Maritime security needs resources


TRANSPORTING of illegal cargo along the international border of Papua New Guinea is a concern for police in maritime provinces.
Seafarers involved in this trade know that PNG police do not have boats to patrol many of the outlying islands, hence, they take advantage of the situation.
Maritime security is frequently defined as protection from threats to the freedom or good order at sea.
Issues grouped under the notion of maritime security include crimes such as piracy, trafficking of people and illicit goods, illegal fishing or pollution.
We have been reporting on concerns raised relating to maritime security.
Concerned authorities over time have made assurances this will be looked into.
This week, we have the deputy commissioner of police for the Autonomous Region of Bougainville (AROB), Francis Tokura, saying illegal immigrants, weapons and drugs are being transported across the maritime border.
On many occasions, this is undetected, because his policemen do not have a proper vessel to constantly patrol the country’s sea border.
Tokura’s area of command shares the international border with Solomon Islands.
Worse still, police on our side depend on Solomon Islands’ police to assist because they have a boat.
Our police in Bougainville need a fast boat that can carry more officers and travel out into open sea and conduct patrols.
We say our police in Milne Bay, Manus, Daru and West Sepik need the same.
Right now, the PNG Royal Constabulary has Water Police units in Port Moresby, Lae, Madang and Kimbe with a total of 89 members.

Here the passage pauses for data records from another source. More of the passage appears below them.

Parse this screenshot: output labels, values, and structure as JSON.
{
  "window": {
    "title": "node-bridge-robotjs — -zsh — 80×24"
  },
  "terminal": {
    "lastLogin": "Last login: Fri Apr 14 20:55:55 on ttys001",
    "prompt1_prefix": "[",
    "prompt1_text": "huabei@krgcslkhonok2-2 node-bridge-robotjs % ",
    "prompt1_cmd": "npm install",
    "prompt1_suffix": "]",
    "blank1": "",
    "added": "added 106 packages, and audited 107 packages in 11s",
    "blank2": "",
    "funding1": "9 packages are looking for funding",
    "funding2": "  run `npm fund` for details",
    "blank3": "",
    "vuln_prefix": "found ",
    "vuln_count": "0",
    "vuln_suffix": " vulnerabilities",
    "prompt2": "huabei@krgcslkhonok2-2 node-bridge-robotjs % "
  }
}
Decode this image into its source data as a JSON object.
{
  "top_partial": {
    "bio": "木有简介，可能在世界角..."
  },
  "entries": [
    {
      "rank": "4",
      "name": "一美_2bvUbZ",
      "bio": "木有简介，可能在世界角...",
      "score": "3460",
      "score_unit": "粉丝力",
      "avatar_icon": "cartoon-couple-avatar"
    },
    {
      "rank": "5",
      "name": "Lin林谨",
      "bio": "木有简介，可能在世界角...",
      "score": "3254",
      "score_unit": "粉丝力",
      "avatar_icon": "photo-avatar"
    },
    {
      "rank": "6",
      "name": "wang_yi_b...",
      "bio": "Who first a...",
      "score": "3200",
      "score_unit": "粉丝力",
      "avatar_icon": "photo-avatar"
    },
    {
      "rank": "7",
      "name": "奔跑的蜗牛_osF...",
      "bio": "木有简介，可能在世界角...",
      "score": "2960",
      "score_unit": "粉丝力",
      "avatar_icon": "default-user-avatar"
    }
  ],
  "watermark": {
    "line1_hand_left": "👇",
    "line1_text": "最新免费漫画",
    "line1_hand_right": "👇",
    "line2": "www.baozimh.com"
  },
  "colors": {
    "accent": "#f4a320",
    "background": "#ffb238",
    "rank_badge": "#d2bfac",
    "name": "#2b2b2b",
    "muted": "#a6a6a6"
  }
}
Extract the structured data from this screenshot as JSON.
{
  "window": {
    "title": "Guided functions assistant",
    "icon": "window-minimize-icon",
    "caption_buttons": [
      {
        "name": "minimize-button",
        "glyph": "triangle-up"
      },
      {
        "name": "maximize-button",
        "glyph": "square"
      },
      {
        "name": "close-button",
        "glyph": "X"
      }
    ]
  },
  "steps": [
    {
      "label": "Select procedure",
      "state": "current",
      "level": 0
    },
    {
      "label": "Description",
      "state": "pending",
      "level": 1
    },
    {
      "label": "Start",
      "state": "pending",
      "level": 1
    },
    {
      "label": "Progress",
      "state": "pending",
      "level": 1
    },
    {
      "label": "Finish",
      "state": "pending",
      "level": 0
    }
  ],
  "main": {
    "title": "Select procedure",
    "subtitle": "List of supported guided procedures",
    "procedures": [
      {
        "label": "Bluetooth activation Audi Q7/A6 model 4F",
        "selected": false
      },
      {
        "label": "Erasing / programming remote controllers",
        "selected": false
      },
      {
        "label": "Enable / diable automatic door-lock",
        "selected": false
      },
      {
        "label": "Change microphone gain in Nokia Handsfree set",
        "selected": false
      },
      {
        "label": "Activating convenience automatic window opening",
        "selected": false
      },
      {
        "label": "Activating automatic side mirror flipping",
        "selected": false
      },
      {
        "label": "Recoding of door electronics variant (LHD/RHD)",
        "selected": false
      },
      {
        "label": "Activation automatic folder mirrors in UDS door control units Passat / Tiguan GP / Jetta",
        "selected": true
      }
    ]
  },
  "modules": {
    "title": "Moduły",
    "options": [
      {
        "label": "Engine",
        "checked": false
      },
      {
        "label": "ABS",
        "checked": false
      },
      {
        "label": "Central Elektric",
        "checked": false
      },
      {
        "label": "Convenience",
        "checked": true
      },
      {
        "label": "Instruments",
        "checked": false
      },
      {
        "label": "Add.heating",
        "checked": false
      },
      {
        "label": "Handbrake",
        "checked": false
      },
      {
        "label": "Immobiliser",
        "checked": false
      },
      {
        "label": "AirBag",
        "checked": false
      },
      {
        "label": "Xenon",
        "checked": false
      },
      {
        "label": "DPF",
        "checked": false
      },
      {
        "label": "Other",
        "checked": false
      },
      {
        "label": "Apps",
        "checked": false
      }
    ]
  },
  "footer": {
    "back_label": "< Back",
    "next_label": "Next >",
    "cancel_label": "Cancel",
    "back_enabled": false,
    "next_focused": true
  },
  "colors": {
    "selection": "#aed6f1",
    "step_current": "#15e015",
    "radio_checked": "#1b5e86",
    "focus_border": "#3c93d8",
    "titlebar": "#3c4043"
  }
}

Good news for the New Year is that more units will be established in the 15 coastal provinces under the new police restructure once it is approved.
After Apec, Water Police has 17 boats and jet skis.
This unit is very important due to increasing piracy, drug-smuggling and other illegal activities that take places along the coastal areas.
They only operate within the 12 nautical miles of our national economic zone.
Beyond that is where the PNG Defence Force maritime element operates.
Although piracy attacks may not be very popular in PNG, there is no decline in sea terrorism worldwide.
On the contrary, our sea trade routes may never have been more vulnerable and threats to economies through disruption of maritime lines of supply never more relevant.
Cruising on the high seas is booming.
The industry is responding by building bigger and bigger ships.
Elsewhere, terrorism at sea has emerged with even greater consequences.
Maritime security is one of the latest buzzwords of international relations.
Major actors have started to include maritime security in their mandate or reframed their work in such terms.
Maritime security is a term that draws attention to new challenges and rallies support for tackling these.
The support from concerned partners in Australia, US, New Zealand and Asian Development Bank is something PNG relies heavily on to address this area of concern.
It is common knowledge that sea terrorism will only be contained when our seas are policed effectively.
The need to have a structure that addresses maritime security capacity building must be addressed.
The maritime border is an important area and must be addressed swiftly.
The maritime border must always be under surveillance.